Isomorphisms of unit distance graphs of layers
Arthur Igorevich Bikeev
TL;DR
This work studies isomorphisms of unit-distance graphs on layered spaces $L(n,m,p,\u03b5)$, showing that the unit-distance graph structure uniquely determines the width parameter $\u03b5$ for a broad range of dimensions and norms. It establishes a planar result using $(N,M)$-combs to distinguish strips by width, and extends this rigidity to higher dimensions under smooth $l_p$ norms with $p\in(1,\infty)$. Additionally, it proves a Beckman--Quarles–type rigidity: for $n\ge 2$, every automorphism of the graph of $L(n,1,2,\u03b5)$ is an isometry. Collectively, the results connect layer geometry with distance-preserving mappings and Aleksandrov-type questions in a graph-theoretic setting, highlighting intrinsic width-based invariants in unit-distance graphs.
Abstract
For any $\varepsilon \in (0,+\infty)$, consider the metric spaces $\mathbb{R} \times [0,\varepsilon]$ in the Euclidean plane named layers or strips. B. Baslaugh in 1998 found the minimal width $\varepsilon \in (0,1)$ of a layer such that its unit distance graph contains a cycle of a given odd length $k$. The first of the main results of this paper is the fact that the unit distance graphs of two layers $\mathbb{R} \times [0,\varepsilon_1], \mathbb{R} \times [0,\varepsilon_2]$ are non-isomorphic for any different values $\varepsilon_1,\varepsilon_2 \in (0,+\infty)$. We also get a multidimensional analogue of this theorem.

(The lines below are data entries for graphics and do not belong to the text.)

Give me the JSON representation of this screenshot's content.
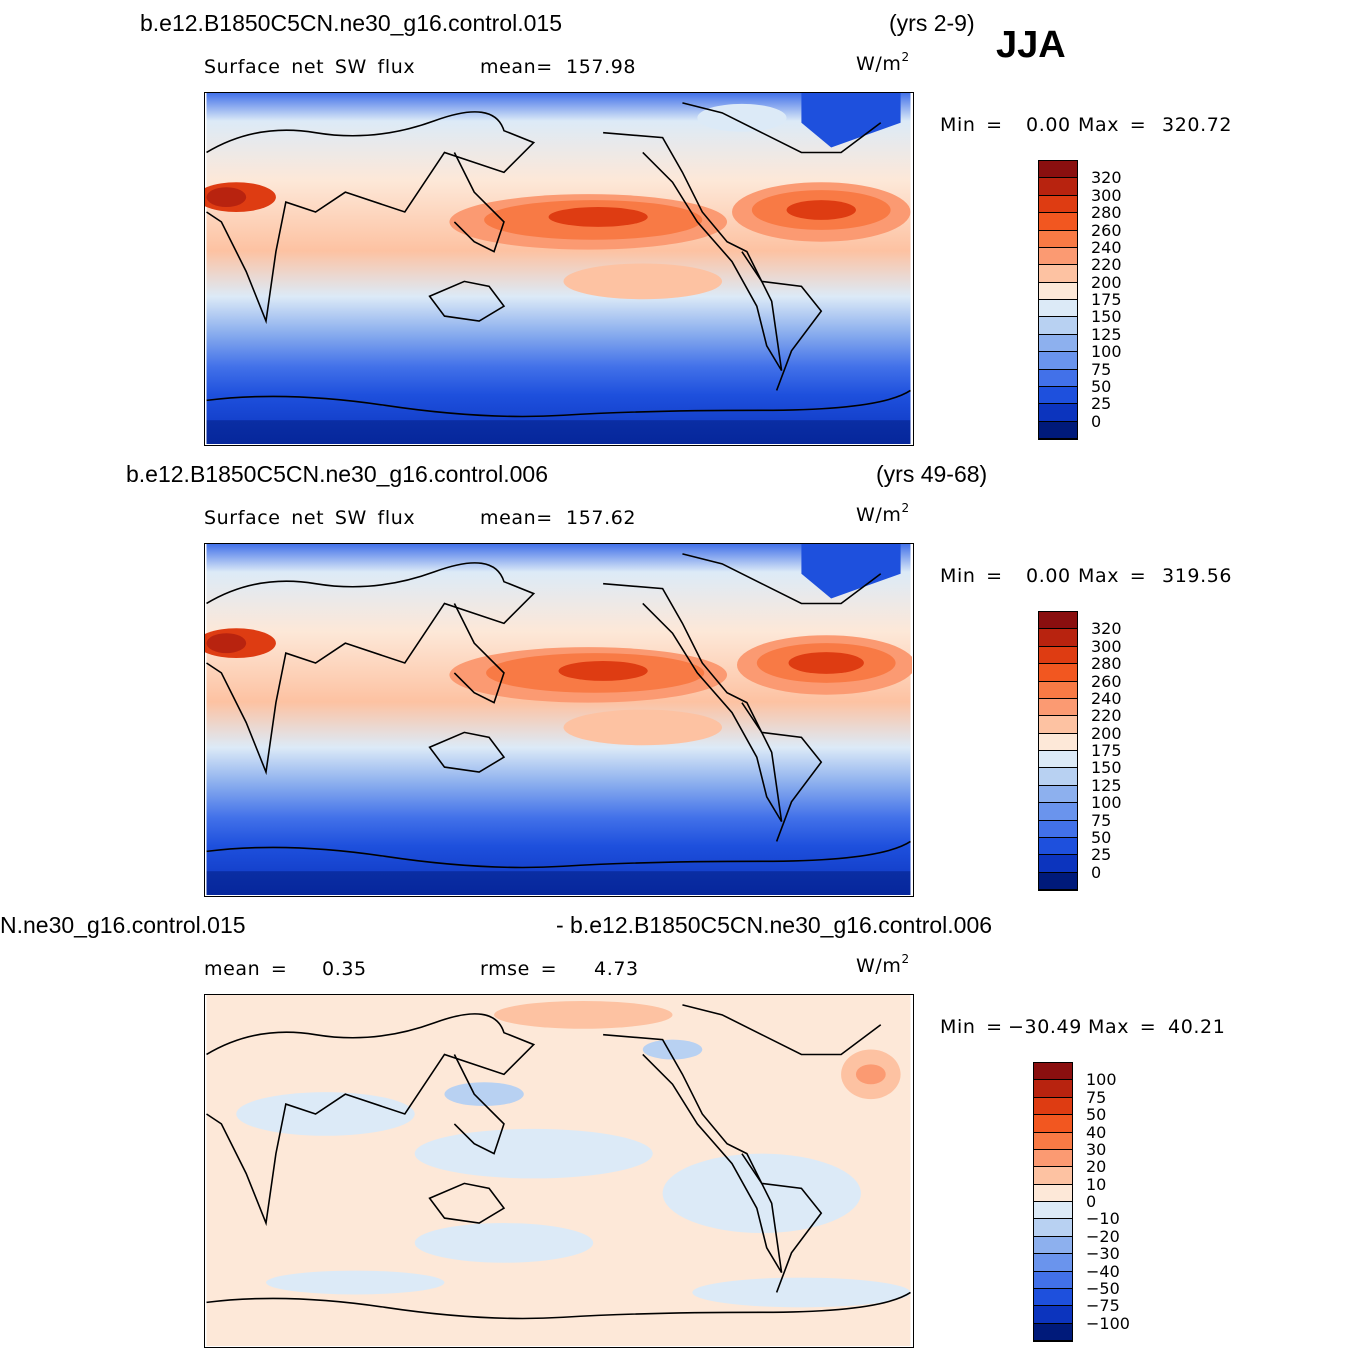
{
  "season": "JJA",
  "units": "W/m",
  "units_sup": "2",
  "panels": [
    {
      "case_left": "b.e12.B1850C5CN.ne30_g16.control.015",
      "case_right": "(yrs 2-9)",
      "var_label": "Surface net SW flux",
      "stat1_label": "mean=",
      "stat1_value": "157.98",
      "min_label": "Min =",
      "min_value": "0.00",
      "max_label": "Max =",
      "max_value": "320.72",
      "levels": [
        "320",
        "300",
        "280",
        "260",
        "240",
        "220",
        "200",
        "175",
        "150",
        "125",
        "100",
        "75",
        "50",
        "25",
        "0"
      ],
      "colors": [
        "#8a0f0f",
        "#b8230f",
        "#de3c12",
        "#f25720",
        "#f87a45",
        "#fb9a72",
        "#fdc2a2",
        "#fde8d8",
        "#dceaf7",
        "#b8d1f2",
        "#8db0ee",
        "#6a94ed",
        "#4271e9",
        "#1e50dd",
        "#0c34be",
        "#001a7a"
      ]
    },
    {
      "case_left": "b.e12.B1850C5CN.ne30_g16.control.006",
      "case_right": "(yrs 49-68)",
      "var_label": "Surface net SW flux",
      "stat1_label": "mean=",
      "stat1_value": "157.62",
      "min_label": "Min =",
      "min_value": "0.00",
      "max_label": "Max =",
      "max_value": "319.56",
      "levels": [
        "320",
        "300",
        "280",
        "260",
        "240",
        "220",
        "200",
        "175",
        "150",
        "125",
        "100",
        "75",
        "50",
        "25",
        "0"
      ],
      "colors": [
        "#8a0f0f",
        "#b8230f",
        "#de3c12",
        "#f25720",
        "#f87a45",
        "#fb9a72",
        "#fdc2a2",
        "#fde8d8",
        "#dceaf7",
        "#b8d1f2",
        "#8db0ee",
        "#6a94ed",
        "#4271e9",
        "#1e50dd",
        "#0c34be",
        "#001a7a"
      ]
    },
    {
      "case_left": "N.ne30_g16.control.015",
      "case_right": "- b.e12.B1850C5CN.ne30_g16.control.006",
      "stat1_label": "mean =",
      "stat1_value": "0.35",
      "stat2_label": "rmse =",
      "stat2_value": "4.73",
      "min_label": "Min =",
      "min_value": "−30.49",
      "max_label": "Max =",
      "max_value": "40.21",
      "levels": [
        "100",
        "75",
        "50",
        "40",
        "30",
        "20",
        "10",
        "0",
        "−10",
        "−20",
        "−30",
        "−40",
        "−50",
        "−75",
        "−100"
      ],
      "colors": [
        "#8a0f0f",
        "#b8230f",
        "#de3c12",
        "#f25720",
        "#f87a45",
        "#fb9a72",
        "#fdc2a2",
        "#fde8d8",
        "#dceaf7",
        "#b8d1f2",
        "#8db0ee",
        "#6a94ed",
        "#4271e9",
        "#1e50dd",
        "#0c34be",
        "#001a7a"
      ]
    }
  ]
}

For given $n,m \in \mathbb{N}, p \in (1,+\infty), \varepsilon \in (0,+\infty)$, we say that the metric space on $\mathbb{R}^n \times [0,\varepsilon]^m$ with the metric space distance generated by $l_p$-norm in $\mathbb{R}^{n+m}$ is a layer $L(n,m,p,\varepsilon)$. We show that the unit distance graphs of layers $L(n,m,p,\varepsilon_1), L(n,m,p,\varepsilon_2)$ are non-isomorphic for $\varepsilon_1 \neq \varepsilon_2$. The third main result of this paper is the theorem that, for $n \geq 2, \varepsilon > 0$, any automorphism $φ$ of the unit distance graph of layer $L = L(n,1,2,\varepsilon) = \mathbb{R}^n \times [0,\varepsilon]$ is an isometry. This is related to the Beckman-Quarles theorem of 1953, which states that any unit-preserving mapping of $\mathbb{R}^n$ is an isometry, and to the rational analogue of this theorem obtained by A. Sokolov in 2023.